TIPS FOR SHOREBIRD IDENTIFICATION
(From the booklet "A Pocket Guide to Great Plains Shorebirds".)
Shorebirds are highly variable in their appearance, behavior and life history making it difficult to define shorebirds as a group. Generalized, they are medium to small-sized birds with relatively long legs. Many have long, slender probing bills. Most nest on bare ground in sparsely-lined depressions or scrapes. Precocial young hatch from camouflaged eggs and leave the nest site within a few hours.
The best way to learn about a species is to observe it in its natural habitat, throughout its range and in different seasons. The Pocket Guide to Great Plains Shorebirds uses morphology, distinctive behaviors, geographic range, preferred habitats and their seasonal occurrence to help identify the various species. Begin by answering the following questions as you observe the bird.

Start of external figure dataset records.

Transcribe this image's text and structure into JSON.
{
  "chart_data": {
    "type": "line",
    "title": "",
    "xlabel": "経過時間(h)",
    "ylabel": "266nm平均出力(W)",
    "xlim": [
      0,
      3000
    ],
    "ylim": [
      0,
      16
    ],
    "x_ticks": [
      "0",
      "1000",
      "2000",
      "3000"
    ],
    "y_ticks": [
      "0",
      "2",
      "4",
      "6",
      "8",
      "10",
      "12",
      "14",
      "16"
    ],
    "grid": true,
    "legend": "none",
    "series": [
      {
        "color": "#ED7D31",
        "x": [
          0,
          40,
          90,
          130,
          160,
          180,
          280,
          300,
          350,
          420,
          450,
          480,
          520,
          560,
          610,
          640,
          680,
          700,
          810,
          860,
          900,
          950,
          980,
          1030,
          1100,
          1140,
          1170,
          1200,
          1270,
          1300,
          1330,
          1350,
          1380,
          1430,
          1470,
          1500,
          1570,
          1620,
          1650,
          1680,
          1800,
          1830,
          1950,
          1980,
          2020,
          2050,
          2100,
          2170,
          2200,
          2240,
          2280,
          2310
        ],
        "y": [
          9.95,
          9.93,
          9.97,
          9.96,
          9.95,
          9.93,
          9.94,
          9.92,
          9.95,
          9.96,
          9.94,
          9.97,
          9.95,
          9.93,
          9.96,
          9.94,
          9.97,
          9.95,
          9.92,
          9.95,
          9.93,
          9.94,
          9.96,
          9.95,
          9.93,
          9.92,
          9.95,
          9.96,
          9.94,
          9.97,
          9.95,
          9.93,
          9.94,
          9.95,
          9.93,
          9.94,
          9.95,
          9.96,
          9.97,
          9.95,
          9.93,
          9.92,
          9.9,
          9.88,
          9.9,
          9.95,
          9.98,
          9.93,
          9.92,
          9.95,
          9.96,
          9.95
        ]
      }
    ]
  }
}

Spend time looking at the bird and make notes before looking in the guide. Refer to the drawings for unfamiliar terms. Although colors may be described as gray or orange, these are relative, subject to your interpretation and usually represent a continuum of light to dark and bright to dull. Differences in individual birds (such as age and sex) and the season, weather and lighting conditions can add confusion to identifying some species. Refer to the section on similar species under each of the species accounts to focus your observations and eliminate look-alike species. Above all, remember to have fun and enjoy your shorebird sightings!